Um lugar para ir

Henry Iddon traz a fotografia de paisagem para o campo do documental. Ao  aproximar suas clássicas paisagens de montanhas, realizadas no Reino Unido, de referências históricas ou jornalísticas querelatam desventuras ocorridas nesses locais, acaba por ressignificar as paisagens com outras espessuras e densidades, dando a imaginar não só o que foi dito, como também outras estórias.

Lancashire – Reino Unido

Large format photographs of mountain landscapes in the UK where there have been fatal accidents. On the the 17th April, 1805 the artist, Charles Gough, set off with his dog over the mountain Helvellyn. He was never seen alive again, but found three months later, his dog still guarding his body. Gough has since been commemorated in verse by William Wordsworth and Sir Walter Scott, and been the subject of paintings by Francis Danby and Sir Edwin Landseer.

Others have explored the idea of mountain accidents. Italian Salvator Rosa produced a painting in the late 1660‘s showing Empedocles hurling himself into the mouth of Mount Etna. This promoted the cult of agreeable terror. The style of the image influenced Horace Walpole and Thomas Gray as they headed to the Alps in the 1740’s. They provided the first Romantic account of mountain sublimity.

Between 1776 and 1779 the English painter John Robert Cozens toured the Alps with Richard Knight Payne. Payne insisted that true sublimity came wrapped in a garment of memories and associations. The sublime was not simply an apparition that imprinted itself on the untutored senses. Its emotional force depended on the beholder responding through a veil of remembered phenomena: stories, myths, histories. The artist who would do most justice to the power of mountain glories, then, would make sure he evoked these memories in the landscape.

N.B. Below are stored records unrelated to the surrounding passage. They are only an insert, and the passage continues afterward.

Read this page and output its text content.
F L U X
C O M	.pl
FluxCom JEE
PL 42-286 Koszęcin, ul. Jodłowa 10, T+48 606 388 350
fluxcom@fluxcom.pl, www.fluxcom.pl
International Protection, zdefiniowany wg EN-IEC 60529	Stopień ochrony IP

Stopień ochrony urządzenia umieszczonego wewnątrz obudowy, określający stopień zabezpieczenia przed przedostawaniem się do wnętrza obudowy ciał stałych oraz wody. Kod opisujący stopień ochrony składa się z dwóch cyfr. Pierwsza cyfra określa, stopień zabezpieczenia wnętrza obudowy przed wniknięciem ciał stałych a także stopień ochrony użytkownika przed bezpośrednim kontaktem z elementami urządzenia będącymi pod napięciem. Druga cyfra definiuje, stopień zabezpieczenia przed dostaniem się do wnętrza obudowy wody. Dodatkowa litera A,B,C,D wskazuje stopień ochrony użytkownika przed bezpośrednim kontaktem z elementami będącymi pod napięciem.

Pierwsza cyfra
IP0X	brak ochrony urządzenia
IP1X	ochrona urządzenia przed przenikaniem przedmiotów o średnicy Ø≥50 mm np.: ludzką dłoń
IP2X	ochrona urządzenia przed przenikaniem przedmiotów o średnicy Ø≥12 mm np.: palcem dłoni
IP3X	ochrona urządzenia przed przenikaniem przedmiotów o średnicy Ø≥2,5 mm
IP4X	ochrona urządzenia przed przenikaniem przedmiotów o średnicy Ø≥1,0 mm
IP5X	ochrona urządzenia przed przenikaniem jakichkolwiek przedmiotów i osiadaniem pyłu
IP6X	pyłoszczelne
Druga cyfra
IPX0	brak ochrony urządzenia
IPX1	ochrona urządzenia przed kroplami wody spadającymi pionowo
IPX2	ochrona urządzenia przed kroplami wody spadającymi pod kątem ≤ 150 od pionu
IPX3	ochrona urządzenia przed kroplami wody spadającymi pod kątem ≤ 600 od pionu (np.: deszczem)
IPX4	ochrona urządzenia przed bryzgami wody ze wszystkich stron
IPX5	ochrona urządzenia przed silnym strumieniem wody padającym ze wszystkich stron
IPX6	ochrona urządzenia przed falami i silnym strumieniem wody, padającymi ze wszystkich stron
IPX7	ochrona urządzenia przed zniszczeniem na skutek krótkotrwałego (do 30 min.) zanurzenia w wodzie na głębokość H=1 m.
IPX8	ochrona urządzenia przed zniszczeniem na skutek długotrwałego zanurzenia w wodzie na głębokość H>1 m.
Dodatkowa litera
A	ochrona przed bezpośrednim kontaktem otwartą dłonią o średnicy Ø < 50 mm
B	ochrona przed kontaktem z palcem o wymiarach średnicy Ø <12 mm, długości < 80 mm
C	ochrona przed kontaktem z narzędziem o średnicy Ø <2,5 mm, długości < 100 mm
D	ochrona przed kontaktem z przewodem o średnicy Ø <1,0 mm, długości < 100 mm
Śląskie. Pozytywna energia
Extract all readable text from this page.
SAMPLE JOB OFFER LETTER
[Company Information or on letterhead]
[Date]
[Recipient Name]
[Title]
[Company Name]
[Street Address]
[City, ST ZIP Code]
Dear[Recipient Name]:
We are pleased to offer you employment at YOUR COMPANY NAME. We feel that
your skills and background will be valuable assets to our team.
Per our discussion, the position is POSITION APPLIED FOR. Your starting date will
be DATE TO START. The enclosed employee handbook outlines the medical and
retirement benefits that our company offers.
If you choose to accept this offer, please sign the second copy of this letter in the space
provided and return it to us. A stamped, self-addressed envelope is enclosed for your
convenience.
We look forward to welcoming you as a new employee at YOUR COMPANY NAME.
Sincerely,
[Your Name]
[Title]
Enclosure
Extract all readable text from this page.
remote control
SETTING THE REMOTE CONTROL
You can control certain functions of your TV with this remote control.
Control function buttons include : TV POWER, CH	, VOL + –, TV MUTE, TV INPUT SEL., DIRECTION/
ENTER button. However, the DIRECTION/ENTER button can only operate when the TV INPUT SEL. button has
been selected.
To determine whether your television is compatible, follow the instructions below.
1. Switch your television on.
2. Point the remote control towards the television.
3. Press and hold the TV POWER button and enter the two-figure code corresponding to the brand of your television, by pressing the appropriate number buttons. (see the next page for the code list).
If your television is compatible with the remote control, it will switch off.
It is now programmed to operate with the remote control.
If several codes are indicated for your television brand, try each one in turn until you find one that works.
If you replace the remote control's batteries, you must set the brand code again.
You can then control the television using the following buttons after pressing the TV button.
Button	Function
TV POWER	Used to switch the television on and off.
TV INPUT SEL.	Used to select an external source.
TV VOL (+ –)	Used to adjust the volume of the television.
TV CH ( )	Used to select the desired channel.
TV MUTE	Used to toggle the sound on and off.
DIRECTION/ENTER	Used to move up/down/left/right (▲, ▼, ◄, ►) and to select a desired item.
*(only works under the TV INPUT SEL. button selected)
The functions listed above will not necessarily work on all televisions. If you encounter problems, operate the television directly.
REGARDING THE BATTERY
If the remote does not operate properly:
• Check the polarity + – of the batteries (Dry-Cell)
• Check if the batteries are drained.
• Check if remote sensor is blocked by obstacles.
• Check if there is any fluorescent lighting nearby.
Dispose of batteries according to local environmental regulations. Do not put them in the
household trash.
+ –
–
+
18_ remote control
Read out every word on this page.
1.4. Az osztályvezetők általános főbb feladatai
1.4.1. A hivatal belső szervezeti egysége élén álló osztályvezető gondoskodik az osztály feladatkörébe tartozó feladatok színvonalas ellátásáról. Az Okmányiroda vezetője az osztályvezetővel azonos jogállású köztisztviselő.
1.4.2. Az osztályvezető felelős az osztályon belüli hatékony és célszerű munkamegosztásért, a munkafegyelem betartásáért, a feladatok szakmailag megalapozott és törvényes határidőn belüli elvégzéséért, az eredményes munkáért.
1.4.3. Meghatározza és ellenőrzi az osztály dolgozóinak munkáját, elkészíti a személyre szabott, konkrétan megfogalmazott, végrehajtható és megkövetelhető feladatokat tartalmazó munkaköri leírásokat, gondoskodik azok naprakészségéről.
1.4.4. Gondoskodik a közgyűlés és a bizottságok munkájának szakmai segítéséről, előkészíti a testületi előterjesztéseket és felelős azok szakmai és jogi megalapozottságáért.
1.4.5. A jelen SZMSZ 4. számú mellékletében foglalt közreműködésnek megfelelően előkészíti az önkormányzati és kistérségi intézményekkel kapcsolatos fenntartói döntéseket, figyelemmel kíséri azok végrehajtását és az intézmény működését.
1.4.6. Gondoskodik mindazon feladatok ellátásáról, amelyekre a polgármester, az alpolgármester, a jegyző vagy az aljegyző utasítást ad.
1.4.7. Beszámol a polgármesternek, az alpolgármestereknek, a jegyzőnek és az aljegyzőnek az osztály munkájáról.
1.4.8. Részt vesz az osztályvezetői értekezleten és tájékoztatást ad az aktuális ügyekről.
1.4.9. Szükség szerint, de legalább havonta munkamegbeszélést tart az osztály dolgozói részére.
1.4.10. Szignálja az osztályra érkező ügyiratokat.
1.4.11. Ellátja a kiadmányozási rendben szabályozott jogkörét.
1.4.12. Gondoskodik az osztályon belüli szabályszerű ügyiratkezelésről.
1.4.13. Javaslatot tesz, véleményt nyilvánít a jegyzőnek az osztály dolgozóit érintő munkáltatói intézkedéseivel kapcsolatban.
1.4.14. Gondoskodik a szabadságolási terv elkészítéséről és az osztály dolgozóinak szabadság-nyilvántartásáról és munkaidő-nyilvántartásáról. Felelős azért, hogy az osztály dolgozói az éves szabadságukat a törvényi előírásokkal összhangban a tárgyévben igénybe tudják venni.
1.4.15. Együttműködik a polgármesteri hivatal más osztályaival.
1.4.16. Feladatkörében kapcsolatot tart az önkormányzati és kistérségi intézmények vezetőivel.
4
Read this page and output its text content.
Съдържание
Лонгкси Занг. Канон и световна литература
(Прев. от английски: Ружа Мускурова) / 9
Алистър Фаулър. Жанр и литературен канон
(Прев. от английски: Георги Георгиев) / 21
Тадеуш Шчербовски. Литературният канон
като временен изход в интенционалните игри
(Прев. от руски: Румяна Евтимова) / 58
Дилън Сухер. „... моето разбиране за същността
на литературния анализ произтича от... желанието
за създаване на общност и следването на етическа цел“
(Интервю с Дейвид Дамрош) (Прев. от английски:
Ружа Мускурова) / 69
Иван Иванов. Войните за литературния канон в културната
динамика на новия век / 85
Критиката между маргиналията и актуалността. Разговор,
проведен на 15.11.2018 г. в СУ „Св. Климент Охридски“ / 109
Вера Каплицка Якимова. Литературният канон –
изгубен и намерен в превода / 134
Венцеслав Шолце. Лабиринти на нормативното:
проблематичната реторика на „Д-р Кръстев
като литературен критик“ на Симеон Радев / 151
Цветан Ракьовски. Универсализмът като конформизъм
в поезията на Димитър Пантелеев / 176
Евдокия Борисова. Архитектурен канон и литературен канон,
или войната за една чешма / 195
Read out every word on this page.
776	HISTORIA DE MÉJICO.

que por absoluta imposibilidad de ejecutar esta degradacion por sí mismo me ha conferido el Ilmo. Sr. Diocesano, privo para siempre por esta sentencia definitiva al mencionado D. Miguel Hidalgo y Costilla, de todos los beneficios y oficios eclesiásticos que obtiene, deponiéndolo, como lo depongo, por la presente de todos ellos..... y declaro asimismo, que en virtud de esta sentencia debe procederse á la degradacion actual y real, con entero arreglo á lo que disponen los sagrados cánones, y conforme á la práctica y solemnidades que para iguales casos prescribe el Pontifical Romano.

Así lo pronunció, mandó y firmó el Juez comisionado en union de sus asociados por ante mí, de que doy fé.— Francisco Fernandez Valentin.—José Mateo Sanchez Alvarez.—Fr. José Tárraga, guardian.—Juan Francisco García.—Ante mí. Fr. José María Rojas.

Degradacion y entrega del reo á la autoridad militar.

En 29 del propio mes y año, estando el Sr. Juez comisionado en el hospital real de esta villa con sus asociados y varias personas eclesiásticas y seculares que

Moses said he spoke to God from on the mountain and saw the promised land. Mountains in many cultures, are where gods and humans meet, the axis mundi. To the Lakota shaman of Dakota there was something to be seen in the mountains: the Great Spirit, Wakonda, was embedded with the rock and scree. Yet the modern explorer wished to overpower the mountains. Sir Francis Younghusband the chairman of the Everest Committees of the 1920’s put the matter thus:

“Both man and mountain have emerged from the same original Earth and therefore have something in common between them. But the mountain is the lower in the scale of being, however massive and impressive in outward appearance. And man, the punier in appearance but the greater in reality, has that within him which will not let him rest until he has planted his foot on the top most summit of the highest embodiment of the lower.He will not be daunted by bulk.”

Yet Taoist tradition believed the five sacred mountains of ancient China were features of a vision of the world that was spiritual rather than physical. The high sacred mountains were places from which to survey the mysterious immaterial essence of the worlds spirit.

There can be no doubt that landscapes exert a subtle power over people.
What this work hopes to do is go beyond the barrier, that picture postcard one dimensionality that is of found when looking at a mountain landscape. Mountain landscapes will not always be simple ‘places of delight’ – scenery as sedative, topography so arranged to feast the eye.